On November 21, 2008, The New York Times reported that the staff of Senator Charles Grassley had "uncovered" the fact that host Fred Goodwin had received "at least $1.3 million from 2000 to 2007 giving marketing lectures for drugmakers, income not mentioned on the program", largely speaking fees for talks to clinicians. Goodwin told The New York Times that The Infinite Minds executive producer, Bill Lichtenstein, was aware of his activities, while Lichtenstein said he had not been informed. NPR dropped The Infinite Mind from its satellite feed. The show was already slated to end production due to a lack of funding.

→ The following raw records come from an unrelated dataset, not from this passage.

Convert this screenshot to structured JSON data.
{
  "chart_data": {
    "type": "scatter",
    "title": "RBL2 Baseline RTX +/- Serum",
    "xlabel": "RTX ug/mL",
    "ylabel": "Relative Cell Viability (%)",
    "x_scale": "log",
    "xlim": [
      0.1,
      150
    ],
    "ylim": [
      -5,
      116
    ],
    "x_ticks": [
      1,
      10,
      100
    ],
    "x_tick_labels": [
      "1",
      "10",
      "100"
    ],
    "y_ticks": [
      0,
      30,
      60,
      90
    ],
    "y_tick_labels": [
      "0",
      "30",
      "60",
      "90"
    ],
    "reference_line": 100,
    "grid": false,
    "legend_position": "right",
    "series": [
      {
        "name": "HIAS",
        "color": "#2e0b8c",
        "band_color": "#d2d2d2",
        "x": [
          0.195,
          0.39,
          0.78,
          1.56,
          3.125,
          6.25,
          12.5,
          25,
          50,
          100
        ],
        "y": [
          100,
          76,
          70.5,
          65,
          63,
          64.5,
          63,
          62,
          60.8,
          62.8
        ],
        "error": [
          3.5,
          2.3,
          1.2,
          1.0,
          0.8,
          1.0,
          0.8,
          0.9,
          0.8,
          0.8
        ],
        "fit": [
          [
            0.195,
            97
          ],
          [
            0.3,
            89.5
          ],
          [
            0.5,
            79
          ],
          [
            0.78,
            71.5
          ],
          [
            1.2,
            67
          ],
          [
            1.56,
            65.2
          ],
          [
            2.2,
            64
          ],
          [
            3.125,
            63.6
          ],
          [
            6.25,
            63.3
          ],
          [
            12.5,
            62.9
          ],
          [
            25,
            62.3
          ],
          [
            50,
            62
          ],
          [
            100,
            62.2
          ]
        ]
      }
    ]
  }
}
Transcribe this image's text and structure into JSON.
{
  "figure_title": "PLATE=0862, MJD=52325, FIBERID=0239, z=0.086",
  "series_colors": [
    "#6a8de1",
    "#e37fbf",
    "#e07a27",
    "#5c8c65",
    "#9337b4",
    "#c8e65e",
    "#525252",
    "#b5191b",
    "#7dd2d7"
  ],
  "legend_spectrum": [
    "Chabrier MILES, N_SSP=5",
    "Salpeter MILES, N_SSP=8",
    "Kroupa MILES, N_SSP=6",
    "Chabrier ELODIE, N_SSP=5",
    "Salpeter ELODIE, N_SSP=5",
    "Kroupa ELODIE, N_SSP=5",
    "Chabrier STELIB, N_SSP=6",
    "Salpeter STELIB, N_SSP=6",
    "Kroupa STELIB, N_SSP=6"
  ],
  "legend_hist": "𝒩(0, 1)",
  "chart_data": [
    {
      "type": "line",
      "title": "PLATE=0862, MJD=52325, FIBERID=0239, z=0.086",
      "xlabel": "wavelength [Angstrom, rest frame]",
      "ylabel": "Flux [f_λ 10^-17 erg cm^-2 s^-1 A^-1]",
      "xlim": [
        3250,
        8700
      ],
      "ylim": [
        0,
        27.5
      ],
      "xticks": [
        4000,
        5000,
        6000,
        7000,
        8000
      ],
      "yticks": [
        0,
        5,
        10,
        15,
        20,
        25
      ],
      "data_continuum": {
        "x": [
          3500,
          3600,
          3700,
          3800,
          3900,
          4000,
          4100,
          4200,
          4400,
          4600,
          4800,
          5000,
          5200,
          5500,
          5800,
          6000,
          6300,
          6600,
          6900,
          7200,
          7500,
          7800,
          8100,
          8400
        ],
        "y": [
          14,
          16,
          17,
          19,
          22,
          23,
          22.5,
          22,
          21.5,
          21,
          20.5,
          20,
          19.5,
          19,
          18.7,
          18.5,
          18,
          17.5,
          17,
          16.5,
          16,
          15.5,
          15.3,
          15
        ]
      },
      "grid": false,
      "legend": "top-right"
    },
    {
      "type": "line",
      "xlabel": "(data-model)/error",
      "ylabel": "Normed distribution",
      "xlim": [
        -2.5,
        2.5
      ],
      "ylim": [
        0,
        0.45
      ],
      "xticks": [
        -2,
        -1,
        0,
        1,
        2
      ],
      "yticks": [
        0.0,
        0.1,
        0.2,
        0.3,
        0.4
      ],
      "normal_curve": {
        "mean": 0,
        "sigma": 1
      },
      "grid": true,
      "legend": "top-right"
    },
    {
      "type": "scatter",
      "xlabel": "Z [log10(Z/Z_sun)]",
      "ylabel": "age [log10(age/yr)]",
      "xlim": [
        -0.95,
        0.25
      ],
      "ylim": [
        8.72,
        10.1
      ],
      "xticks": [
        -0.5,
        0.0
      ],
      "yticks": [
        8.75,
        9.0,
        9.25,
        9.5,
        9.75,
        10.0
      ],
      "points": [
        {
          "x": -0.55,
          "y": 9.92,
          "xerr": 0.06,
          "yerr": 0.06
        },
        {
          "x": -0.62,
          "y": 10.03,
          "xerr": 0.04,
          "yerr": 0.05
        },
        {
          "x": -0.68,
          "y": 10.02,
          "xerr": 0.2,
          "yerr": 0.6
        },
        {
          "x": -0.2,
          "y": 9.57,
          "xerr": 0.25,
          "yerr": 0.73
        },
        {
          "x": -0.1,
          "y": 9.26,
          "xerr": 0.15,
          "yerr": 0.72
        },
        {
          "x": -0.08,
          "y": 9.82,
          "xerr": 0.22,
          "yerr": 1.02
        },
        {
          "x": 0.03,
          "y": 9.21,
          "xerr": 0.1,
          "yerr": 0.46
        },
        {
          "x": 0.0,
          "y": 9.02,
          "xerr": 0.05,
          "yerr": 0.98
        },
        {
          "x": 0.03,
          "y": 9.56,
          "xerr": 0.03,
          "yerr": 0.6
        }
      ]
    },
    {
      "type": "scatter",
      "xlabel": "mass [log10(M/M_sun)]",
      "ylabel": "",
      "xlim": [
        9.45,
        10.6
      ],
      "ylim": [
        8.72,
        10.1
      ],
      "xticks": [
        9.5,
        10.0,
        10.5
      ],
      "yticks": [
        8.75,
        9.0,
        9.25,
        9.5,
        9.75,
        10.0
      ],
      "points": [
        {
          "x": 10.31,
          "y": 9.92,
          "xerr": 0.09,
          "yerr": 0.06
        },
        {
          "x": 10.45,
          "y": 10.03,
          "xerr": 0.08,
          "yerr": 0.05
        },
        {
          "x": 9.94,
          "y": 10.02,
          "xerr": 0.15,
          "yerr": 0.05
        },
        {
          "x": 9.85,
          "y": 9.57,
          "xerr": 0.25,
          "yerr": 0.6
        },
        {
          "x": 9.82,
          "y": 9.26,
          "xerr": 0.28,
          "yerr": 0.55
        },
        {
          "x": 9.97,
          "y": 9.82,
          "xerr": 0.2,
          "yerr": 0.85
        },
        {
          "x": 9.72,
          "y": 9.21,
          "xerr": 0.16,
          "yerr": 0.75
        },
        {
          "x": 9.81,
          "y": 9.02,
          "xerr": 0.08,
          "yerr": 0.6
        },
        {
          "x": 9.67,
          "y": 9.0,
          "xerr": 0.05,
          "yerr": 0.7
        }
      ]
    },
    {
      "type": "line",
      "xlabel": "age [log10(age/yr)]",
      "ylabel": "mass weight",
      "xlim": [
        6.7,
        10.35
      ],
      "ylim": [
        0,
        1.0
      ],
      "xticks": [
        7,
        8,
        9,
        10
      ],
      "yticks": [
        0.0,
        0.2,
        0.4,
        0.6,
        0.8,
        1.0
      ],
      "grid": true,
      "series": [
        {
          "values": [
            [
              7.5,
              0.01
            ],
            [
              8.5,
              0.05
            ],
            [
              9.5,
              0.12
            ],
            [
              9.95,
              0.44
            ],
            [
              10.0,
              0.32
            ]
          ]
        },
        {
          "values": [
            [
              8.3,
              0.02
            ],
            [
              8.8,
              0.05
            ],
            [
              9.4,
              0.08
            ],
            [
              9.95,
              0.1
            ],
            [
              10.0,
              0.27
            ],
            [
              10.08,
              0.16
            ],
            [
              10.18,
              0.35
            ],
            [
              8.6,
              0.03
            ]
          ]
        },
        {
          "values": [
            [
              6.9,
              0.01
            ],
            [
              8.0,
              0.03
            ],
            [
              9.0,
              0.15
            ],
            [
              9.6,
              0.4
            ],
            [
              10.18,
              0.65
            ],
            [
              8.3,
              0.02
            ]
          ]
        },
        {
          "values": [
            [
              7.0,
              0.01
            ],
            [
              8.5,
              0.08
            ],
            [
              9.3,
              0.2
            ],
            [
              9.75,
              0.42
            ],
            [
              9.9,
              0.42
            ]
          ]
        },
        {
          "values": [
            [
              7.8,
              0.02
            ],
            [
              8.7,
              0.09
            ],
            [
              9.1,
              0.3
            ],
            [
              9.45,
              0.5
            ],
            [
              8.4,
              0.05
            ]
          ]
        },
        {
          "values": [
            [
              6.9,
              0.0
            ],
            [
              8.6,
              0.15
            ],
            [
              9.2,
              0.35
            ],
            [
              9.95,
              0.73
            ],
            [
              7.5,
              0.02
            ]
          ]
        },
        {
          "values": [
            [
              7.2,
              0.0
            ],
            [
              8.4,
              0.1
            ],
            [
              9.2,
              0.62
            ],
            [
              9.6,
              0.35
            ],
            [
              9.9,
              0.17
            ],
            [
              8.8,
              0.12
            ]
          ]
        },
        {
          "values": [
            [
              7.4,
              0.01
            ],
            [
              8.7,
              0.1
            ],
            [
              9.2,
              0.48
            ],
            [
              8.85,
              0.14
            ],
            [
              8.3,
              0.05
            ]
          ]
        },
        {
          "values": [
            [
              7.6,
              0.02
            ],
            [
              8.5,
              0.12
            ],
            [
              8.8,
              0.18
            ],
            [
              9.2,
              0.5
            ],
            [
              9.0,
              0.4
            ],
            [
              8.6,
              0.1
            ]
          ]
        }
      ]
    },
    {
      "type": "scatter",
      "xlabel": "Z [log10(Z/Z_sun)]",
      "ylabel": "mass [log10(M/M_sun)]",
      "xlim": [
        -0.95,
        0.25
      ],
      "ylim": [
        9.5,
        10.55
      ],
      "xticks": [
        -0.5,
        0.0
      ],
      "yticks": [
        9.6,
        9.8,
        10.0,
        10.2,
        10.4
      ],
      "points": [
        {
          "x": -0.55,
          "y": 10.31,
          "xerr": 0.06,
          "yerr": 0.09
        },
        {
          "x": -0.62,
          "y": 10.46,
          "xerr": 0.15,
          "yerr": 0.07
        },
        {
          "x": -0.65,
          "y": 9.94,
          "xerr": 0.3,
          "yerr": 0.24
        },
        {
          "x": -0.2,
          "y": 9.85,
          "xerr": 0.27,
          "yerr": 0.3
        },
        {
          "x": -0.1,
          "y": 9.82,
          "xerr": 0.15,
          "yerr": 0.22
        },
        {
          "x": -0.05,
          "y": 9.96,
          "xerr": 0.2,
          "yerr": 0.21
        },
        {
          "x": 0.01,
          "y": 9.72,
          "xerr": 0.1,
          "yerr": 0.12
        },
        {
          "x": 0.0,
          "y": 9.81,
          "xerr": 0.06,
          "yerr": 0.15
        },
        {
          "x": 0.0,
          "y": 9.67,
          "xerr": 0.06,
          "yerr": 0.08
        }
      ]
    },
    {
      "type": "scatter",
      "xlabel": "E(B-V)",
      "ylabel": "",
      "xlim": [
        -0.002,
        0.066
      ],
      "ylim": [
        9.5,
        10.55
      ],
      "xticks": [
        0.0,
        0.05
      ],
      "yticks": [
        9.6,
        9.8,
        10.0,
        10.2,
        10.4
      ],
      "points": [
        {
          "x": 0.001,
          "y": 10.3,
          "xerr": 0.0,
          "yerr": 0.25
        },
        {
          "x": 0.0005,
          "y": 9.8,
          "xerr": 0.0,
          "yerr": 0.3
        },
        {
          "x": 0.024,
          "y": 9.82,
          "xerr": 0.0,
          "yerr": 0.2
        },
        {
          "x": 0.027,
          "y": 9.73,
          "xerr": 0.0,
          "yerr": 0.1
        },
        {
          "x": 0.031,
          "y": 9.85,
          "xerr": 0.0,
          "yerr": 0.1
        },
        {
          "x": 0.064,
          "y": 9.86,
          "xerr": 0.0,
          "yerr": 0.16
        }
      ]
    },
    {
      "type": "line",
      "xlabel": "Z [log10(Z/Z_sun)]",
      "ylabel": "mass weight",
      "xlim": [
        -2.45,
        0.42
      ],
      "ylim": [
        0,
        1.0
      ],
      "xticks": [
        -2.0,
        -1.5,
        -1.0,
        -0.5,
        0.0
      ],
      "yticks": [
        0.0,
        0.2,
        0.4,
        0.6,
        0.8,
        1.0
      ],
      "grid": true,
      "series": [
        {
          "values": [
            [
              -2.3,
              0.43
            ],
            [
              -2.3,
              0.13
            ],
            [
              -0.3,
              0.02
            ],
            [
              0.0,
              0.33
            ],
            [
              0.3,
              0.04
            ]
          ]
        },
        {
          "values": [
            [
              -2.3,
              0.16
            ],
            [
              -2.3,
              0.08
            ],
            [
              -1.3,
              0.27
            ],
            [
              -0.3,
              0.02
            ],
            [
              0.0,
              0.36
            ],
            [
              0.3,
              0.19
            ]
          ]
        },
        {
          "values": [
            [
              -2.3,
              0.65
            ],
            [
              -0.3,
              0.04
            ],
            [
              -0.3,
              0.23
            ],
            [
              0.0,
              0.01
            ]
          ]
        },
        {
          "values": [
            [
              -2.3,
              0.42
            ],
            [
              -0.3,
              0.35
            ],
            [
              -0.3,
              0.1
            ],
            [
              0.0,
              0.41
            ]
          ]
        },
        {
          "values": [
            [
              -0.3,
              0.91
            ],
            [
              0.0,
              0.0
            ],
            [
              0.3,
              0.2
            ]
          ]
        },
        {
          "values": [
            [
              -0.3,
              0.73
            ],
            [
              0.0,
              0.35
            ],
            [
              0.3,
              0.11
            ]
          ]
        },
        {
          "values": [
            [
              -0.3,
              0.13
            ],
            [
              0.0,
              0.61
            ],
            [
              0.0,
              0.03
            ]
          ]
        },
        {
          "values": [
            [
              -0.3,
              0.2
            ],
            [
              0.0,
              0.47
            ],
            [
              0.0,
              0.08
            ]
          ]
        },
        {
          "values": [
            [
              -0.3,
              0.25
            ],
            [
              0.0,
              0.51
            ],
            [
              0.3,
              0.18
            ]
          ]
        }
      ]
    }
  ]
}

Goodwin said that in 2005, recognizing that his involvement with some drug companies might be seen to be in conflict with his role as host, he and Lichtenstein agreed that he would assume the role of guest host, involved only with programs that did not relate to treatment issues. Peter Kramer served as regular host during this time. When Goodwin resumed his role as host in 2008, he was no longer involved in pharmaceutical speaking activities.